Create the problem object, include the linear constraints, and solve the problem.

```linprob = optimproblem('Objective',0.002614*x('HPS') + 0.0239*x('PP') + 0.009825*x('EP')); linprob.Constraints.cons1 = x('I1') - x('HE1') <= 132000; linprob.Constraints.cons2 = x('EP') + x('PP') >= 12000; linprob.Constraints.cons3 = x('P1') + x('P2') + x('PP') >= 24550; linprob.Constraints.econs1 = x('LE2') + x('HE2') == x('I2'); linprob.Constraints.econs2 = x('LE1') + x('LE2') + x('BF2') == x('LPS'); linprob.Constraints.econs3 = x('I1') + x('I2') + x('BF1') == x('HPS'); linprob.Constraints.econs4 = x('C') + x('MPS') + x('LPS') == x('HPS'); linprob.Constraints.econs5 = x('LE1') + x('HE1') + x('C') == x('I1'); linprob.Constraints.econs6 = x('HE1') + x('HE2') + x('BF1') == x('BF2') + x('MPS'); linprob.Constraints.econs7 = 1267.8*x('HE1') + 1251.4*x('LE1') + 192*x('C') + 3413*x('P1') == 1359.8*x('I1'); linprob.Constraints.econs8 = 1267.8*x('HE2') + 1251.4*x('LE2') + 3413*x('P2') == 1359.8*x('I2'); [linsol,fval] = solve(linprob);```
`Optimal solution found.`

#### Examine Indexed Solution

Examine the solution as a vertical table.

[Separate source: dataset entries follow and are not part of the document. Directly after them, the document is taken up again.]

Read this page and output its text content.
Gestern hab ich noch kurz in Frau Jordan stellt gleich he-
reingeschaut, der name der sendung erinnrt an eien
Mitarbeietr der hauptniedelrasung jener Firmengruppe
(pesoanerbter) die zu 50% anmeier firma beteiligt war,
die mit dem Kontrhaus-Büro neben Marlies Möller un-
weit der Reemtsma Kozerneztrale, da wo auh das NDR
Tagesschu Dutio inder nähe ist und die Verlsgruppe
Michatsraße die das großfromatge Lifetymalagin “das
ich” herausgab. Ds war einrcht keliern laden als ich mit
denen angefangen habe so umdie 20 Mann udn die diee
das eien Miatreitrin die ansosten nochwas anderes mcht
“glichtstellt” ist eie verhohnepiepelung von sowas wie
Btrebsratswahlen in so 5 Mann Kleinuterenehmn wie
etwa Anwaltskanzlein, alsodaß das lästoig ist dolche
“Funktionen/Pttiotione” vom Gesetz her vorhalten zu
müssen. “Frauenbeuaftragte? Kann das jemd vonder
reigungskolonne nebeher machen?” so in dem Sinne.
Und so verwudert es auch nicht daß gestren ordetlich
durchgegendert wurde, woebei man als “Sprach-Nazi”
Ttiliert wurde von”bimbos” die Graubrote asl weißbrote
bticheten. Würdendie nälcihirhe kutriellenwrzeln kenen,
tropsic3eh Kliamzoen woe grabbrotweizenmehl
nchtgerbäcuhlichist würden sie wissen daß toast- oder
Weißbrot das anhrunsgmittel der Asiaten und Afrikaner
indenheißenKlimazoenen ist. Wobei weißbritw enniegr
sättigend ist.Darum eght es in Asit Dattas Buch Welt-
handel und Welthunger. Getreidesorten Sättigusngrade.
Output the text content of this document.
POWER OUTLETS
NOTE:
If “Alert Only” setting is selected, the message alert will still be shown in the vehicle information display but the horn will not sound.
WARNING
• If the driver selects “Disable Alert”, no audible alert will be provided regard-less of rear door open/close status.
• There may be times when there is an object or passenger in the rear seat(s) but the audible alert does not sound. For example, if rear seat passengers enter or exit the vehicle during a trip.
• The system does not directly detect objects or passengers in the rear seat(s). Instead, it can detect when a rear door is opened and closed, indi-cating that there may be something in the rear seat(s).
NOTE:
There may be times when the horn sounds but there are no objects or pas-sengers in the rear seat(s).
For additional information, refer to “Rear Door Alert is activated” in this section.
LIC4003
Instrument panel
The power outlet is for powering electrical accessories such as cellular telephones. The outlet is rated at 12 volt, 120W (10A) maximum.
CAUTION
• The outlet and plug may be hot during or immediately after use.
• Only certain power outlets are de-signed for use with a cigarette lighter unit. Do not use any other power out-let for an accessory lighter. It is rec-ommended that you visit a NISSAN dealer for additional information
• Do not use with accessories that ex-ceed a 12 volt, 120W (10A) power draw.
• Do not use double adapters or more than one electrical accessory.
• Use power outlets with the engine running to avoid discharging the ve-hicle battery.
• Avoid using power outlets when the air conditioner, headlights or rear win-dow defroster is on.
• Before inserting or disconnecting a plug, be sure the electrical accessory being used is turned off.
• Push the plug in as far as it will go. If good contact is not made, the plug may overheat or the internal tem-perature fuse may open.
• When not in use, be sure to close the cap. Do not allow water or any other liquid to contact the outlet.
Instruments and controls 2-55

`tbl = table(vars',linsol.x')`
```tbl = 16×2 table Var1 Var2 _____ __________ 'P1' 6250 'P2' 7060.7 'I1' 1.3633e+05 'I2' 2.44e+05 'C' 8169.7 'LE1' 0 'LE2' 1.0062e+05 'HE1' 1.2816e+05 'HE2' 1.4338e+05 'HPS' 3.8033e+05 'MPS' 2.7154e+05 'LPS' 1.0062e+05 'BF1' 0 'BF2' 0 'EP' 760.71 'PP' 11239```

### Bibliography

 Edgar, Thomas F., and David M. Himmelblau. Optimization of Chemical Processes. New York: McGraw-Hill, 1987.